Several candidates for higher office are employing an old campaign strategy: attack the establishment as being hopelessly corrupt and promise to clean up the mess.
There can be something downright heroic about the lonely crusader who takes on the corrupt, powerful people in charge and actually vanquishes them. Thus we have Geoff Duncan, a former legislator from Forsyth County and a candidate for lieutenant governor, saying this: “Our state Capitol is a mess. Let’s be honest. The special interests run the show—in both parties. Contracts are handed out for favors. You, the taxpayers, get left out. That’s got to change. As lieutenant governor, I’ll fight for ethics reform—to clean up the cesspool.”
Then we have state Sen. Michael Williams, also from Forsyth County and a candidate for governor, saying this: “It is time to destroy crony capitalism and root out the elite and corrupt players who orchestrate it… Our campaign is powered by the people, not lobbyists and special interest groups.” For good measure, one of Williams’ campaign aides added, “Michael Williams stands with working-class Georgians instead of corrupt special interests.”

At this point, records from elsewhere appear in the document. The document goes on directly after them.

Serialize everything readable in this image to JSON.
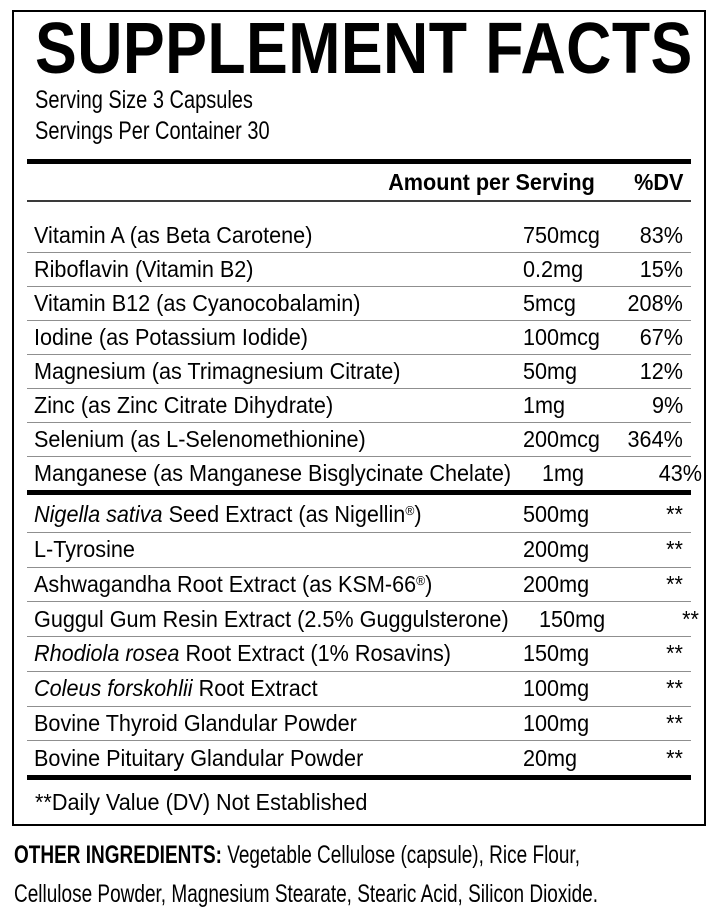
{
  "panel": {
    "title": "SUPPLEMENT FACTS",
    "serving_size": "Serving Size 3 Capsules",
    "servings_per_container": "Servings Per Container 30",
    "table": {
      "amount_header": "Amount per Serving",
      "dv_header": "%DV",
      "sections": [
        {
          "rows": [
            {
              "name": "Vitamin A (as Beta Carotene)",
              "amount": "750mcg",
              "dv": "83%"
            },
            {
              "name": "Riboflavin (Vitamin B2)",
              "amount": "0.2mg",
              "dv": "15%"
            },
            {
              "name": "Vitamin B12 (as Cyanocobalamin)",
              "amount": "5mcg",
              "dv": "208%"
            },
            {
              "name": "Iodine (as Potassium Iodide)",
              "amount": "100mcg",
              "dv": "67%"
            },
            {
              "name": "Magnesium (as Trimagnesium Citrate)",
              "amount": "50mg",
              "dv": "12%"
            },
            {
              "name": "Zinc (as Zinc Citrate Dihydrate)",
              "amount": "1mg",
              "dv": "9%"
            },
            {
              "name": "Selenium (as L-Selenomethionine)",
              "amount": "200mcg",
              "dv": "364%"
            },
            {
              "name": "Manganese (as Manganese Bisglycinate Chelate)",
              "amount": "1mg",
              "dv": "43%"
            }
          ]
        },
        {
          "rows": [
            {
              "name_italic": "Nigella sativa",
              "name": " Seed Extract (as Nigellin®)",
              "amount": "500mg",
              "dv": "**"
            },
            {
              "name": "L-Tyrosine",
              "amount": "200mg",
              "dv": "**"
            },
            {
              "name": "Ashwagandha Root Extract (as KSM-66®)",
              "amount": "200mg",
              "dv": "**"
            },
            {
              "name": "Guggul Gum Resin Extract (2.5% Guggulsterone)",
              "amount": "150mg",
              "dv": "**"
            },
            {
              "name_italic": "Rhodiola rosea",
              "name": " Root Extract (1% Rosavins)",
              "amount": "150mg",
              "dv": "**"
            },
            {
              "name_italic": "Coleus forskohlii",
              "name": " Root Extract",
              "amount": "100mg",
              "dv": "**"
            },
            {
              "name": "Bovine Thyroid Glandular Powder",
              "amount": "100mg",
              "dv": "**"
            },
            {
              "name": "Bovine Pituitary Glandular Powder",
              "amount": "20mg",
              "dv": "**"
            }
          ]
        }
      ],
      "footnote": "**Daily Value (DV) Not Established"
    }
  },
  "other_ingredients": {
    "label": "OTHER INGREDIENTS:",
    "line1_rest": " Vegetable Cellulose (capsule), Rice Flour,",
    "line2": "Cellulose Powder, Magnesium Stearate, Stearic Acid, Silicon Dioxide."
  },
  "colors": {
    "text": "#000000",
    "background": "#ffffff",
    "separator": "#8f8f8f",
    "header_rule": "#3a3a3a",
    "thick_bar": "#000000"
  }
}
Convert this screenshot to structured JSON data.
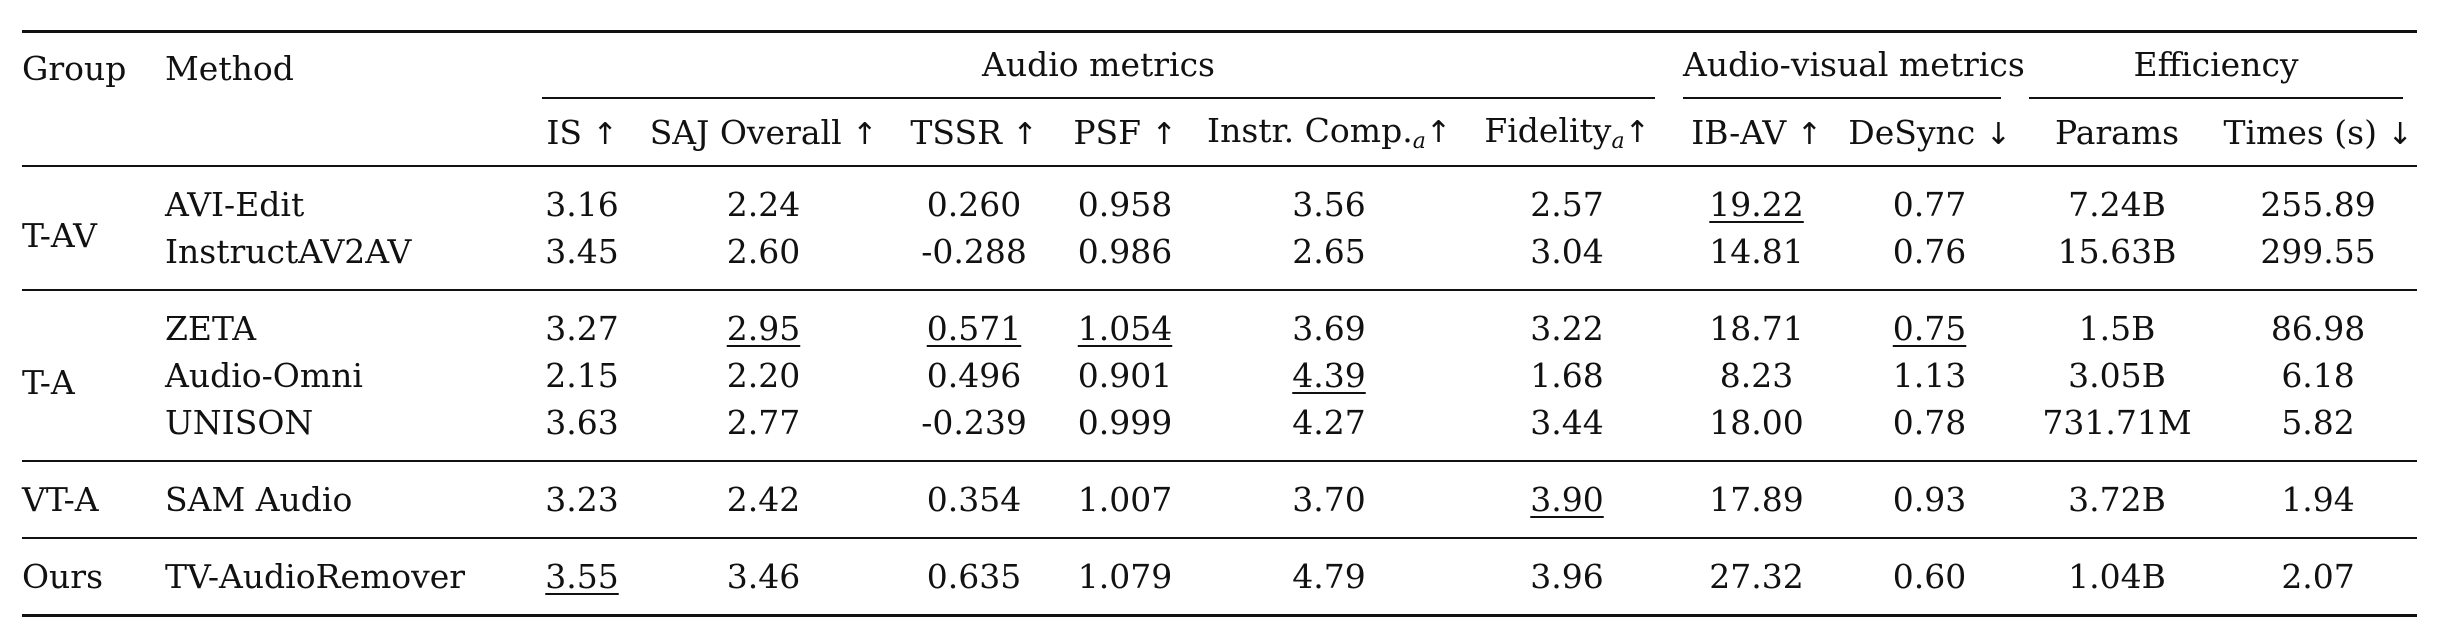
{
  "table": {
    "headers": {
      "group": "Group",
      "method": "Method",
      "audio_metrics": "Audio metrics",
      "av_metrics": "Audio-visual metrics",
      "efficiency": "Efficiency",
      "is": "IS",
      "saj": "SAJ Overall",
      "tssr": "TSSR",
      "psf": "PSF",
      "instr_comp": "Instr. Comp.",
      "instr_comp_sub": "a",
      "fidelity": "Fidelity",
      "fidelity_sub": "a",
      "ibav": "IB-AV",
      "desync": "DeSync",
      "params": "Params",
      "times": "Times (s)",
      "arrow_up": "↑",
      "arrow_down": "↓"
    },
    "groups": {
      "tav": "T-AV",
      "ta": "T-A",
      "vta": "VT-A",
      "ours": "Ours"
    },
    "rows": [
      {
        "method": "AVI-Edit",
        "is": "3.16",
        "saj": "2.24",
        "tssr": "0.260",
        "psf": "0.958",
        "instr": "3.56",
        "fid": "2.57",
        "ibav": "19.22",
        "desync": "0.77",
        "params": "7.24B",
        "times": "255.89"
      },
      {
        "method": "InstructAV2AV",
        "is": "3.45",
        "saj": "2.60",
        "tssr": "-0.288",
        "psf": "0.986",
        "instr": "2.65",
        "fid": "3.04",
        "ibav": "14.81",
        "desync": "0.76",
        "params": "15.63B",
        "times": "299.55"
      },
      {
        "method": "ZETA",
        "is": "3.27",
        "saj": "2.95",
        "tssr": "0.571",
        "psf": "1.054",
        "instr": "3.69",
        "fid": "3.22",
        "ibav": "18.71",
        "desync": "0.75",
        "params": "1.5B",
        "times": "86.98"
      },
      {
        "method": "Audio-Omni",
        "is": "2.15",
        "saj": "2.20",
        "tssr": "0.496",
        "psf": "0.901",
        "instr": "4.39",
        "fid": "1.68",
        "ibav": "8.23",
        "desync": "1.13",
        "params": "3.05B",
        "times": "6.18"
      },
      {
        "method": "UNISON",
        "is": "3.63",
        "saj": "2.77",
        "tssr": "-0.239",
        "psf": "0.999",
        "instr": "4.27",
        "fid": "3.44",
        "ibav": "18.00",
        "desync": "0.78",
        "params": "731.71M",
        "times": "5.82"
      },
      {
        "method": "SAM Audio",
        "is": "3.23",
        "saj": "2.42",
        "tssr": "0.354",
        "psf": "1.007",
        "instr": "3.70",
        "fid": "3.90",
        "ibav": "17.89",
        "desync": "0.93",
        "params": "3.72B",
        "times": "1.94"
      },
      {
        "method": "TV-AudioRemover",
        "is": "3.55",
        "saj": "3.46",
        "tssr": "0.635",
        "psf": "1.079",
        "instr": "4.79",
        "fid": "3.96",
        "ibav": "27.32",
        "desync": "0.60",
        "params": "1.04B",
        "times": "2.07"
      }
    ]
  }
}
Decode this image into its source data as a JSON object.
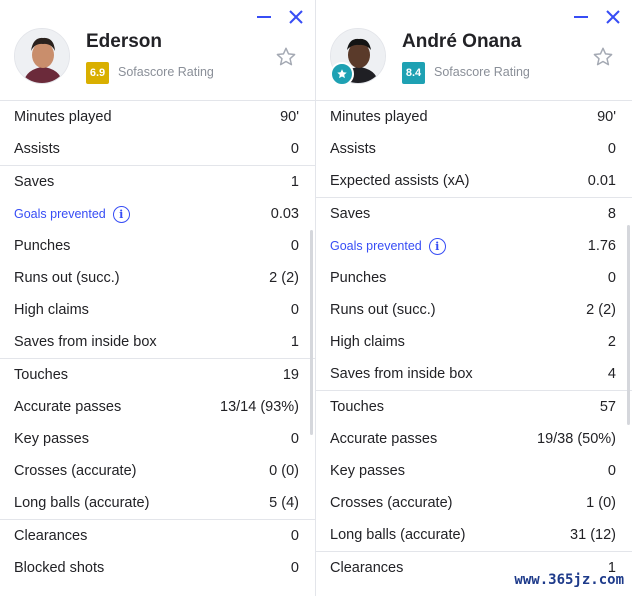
{
  "colors": {
    "accent_blue": "#374df5",
    "rating_yellow": "#d9af00",
    "rating_teal": "#1ea1b3",
    "divider": "#e3e5ea"
  },
  "left": {
    "player": {
      "name": "Ederson",
      "rating": "6.9",
      "rating_label": "Sofascore Rating",
      "rating_color": "#d9af00"
    },
    "groups": [
      [
        {
          "label": "Minutes played",
          "value": "90'"
        },
        {
          "label": "Assists",
          "value": "0"
        }
      ],
      [
        {
          "label": "Saves",
          "value": "1"
        },
        {
          "label": "Goals prevented",
          "value": "0.03",
          "link": true
        },
        {
          "label": "Punches",
          "value": "0"
        },
        {
          "label": "Runs out (succ.)",
          "value": "2 (2)"
        },
        {
          "label": "High claims",
          "value": "0"
        },
        {
          "label": "Saves from inside box",
          "value": "1"
        }
      ],
      [
        {
          "label": "Touches",
          "value": "19"
        },
        {
          "label": "Accurate passes",
          "value": "13/14 (93%)"
        },
        {
          "label": "Key passes",
          "value": "0"
        },
        {
          "label": "Crosses (accurate)",
          "value": "0 (0)"
        },
        {
          "label": "Long balls (accurate)",
          "value": "5 (4)"
        }
      ],
      [
        {
          "label": "Clearances",
          "value": "0"
        },
        {
          "label": "Blocked shots",
          "value": "0"
        }
      ]
    ]
  },
  "right": {
    "player": {
      "name": "André Onana",
      "rating": "8.4",
      "rating_label": "Sofascore Rating",
      "rating_color": "#1ea1b3"
    },
    "groups": [
      [
        {
          "label": "Minutes played",
          "value": "90'"
        },
        {
          "label": "Assists",
          "value": "0"
        },
        {
          "label": "Expected assists (xA)",
          "value": "0.01"
        }
      ],
      [
        {
          "label": "Saves",
          "value": "8"
        },
        {
          "label": "Goals prevented",
          "value": "1.76",
          "link": true
        },
        {
          "label": "Punches",
          "value": "0"
        },
        {
          "label": "Runs out (succ.)",
          "value": "2 (2)"
        },
        {
          "label": "High claims",
          "value": "2"
        },
        {
          "label": "Saves from inside box",
          "value": "4"
        }
      ],
      [
        {
          "label": "Touches",
          "value": "57"
        },
        {
          "label": "Accurate passes",
          "value": "19/38 (50%)"
        },
        {
          "label": "Key passes",
          "value": "0"
        },
        {
          "label": "Crosses (accurate)",
          "value": "1 (0)"
        },
        {
          "label": "Long balls (accurate)",
          "value": "31 (12)"
        }
      ],
      [
        {
          "label": "Clearances",
          "value": "1"
        }
      ]
    ]
  },
  "icons": {
    "minimize": "minimize-icon",
    "close": "close-icon",
    "favorite": "star-outline-icon",
    "info": "info-icon",
    "top_rated": "star-badge-icon"
  },
  "watermark": "www.365jz.com"
}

There is also former legislator Hunter Hill of Atlanta, who is running for governor: “Career politicians support the status quo to ensure they don’t offend the lobbyist and special interests. What they don’t do is deliver results.”
There’s just one little problem with this approach. Duncan, Williams and Hill are all Republicans. They are attacking a state government establishment that is totally populated by members of the Republican Party. If there is as much corruption and undue influence of lobbyists as they claim, then it’s happening in a government run by their own party.
For the past 15 years, the governor of Georgia has been a Republican. Since the 2005 General Assembly session, Republicans have held majority control over both the state Senate and House of Representatives. No bill passes either chamber unless the Republican leadership says it’s OK. In recent years, that GOP majority has amounted to nearly two-thirds of the seats in both chambers.
Democrats don’t pass important bills in the legislature, because they only have about one-third of the votes. They don’t award state contracts or steer state business to their favored cronies. That’s entirely a function of the majority party.
Lobbyists do wine and dine a few Democrats, but far more of their attention and spending is devoted to the Republican leadership along with the Republican rank-and-file. They’d be crazy to do otherwise.
The criticisms of Williams, Hill and Duncan would make sense if Georgia’s government was controlled by the Democrats. But it’s not—their own party has held an iron fist over all the proceedings for the past 12 years. When they say the things they do, they’re slandering the political party that they’ve been part of for so long. You wonder when Sonny Perdue or Nathan Deal is going to rise up and strike back at his critics.
There’s a good reason why these candidates are taking this anti-establishment approach. They are running low in the polls against candidates who are more palatable to the establishment. Williams and Hill have both been running at single digits in the few public polls that have been released for the GOP primary, far behind Lt. Gov. Casey Cagle.
While Williams constantly reminds voters he was the first Georgia legislator to endorse Donald Trump for president, that hasn’t done him a lot of good. He’s been stuck down at 3 or 4 percent in the early polls.
There hasn’t been much polling of the race for lieutenant governor, but Duncan is considered the underdog at this point to state Sen. David Shafer (R-Duluth), who has raised a ton of money.
When you’re behind, why not throw a few bombs?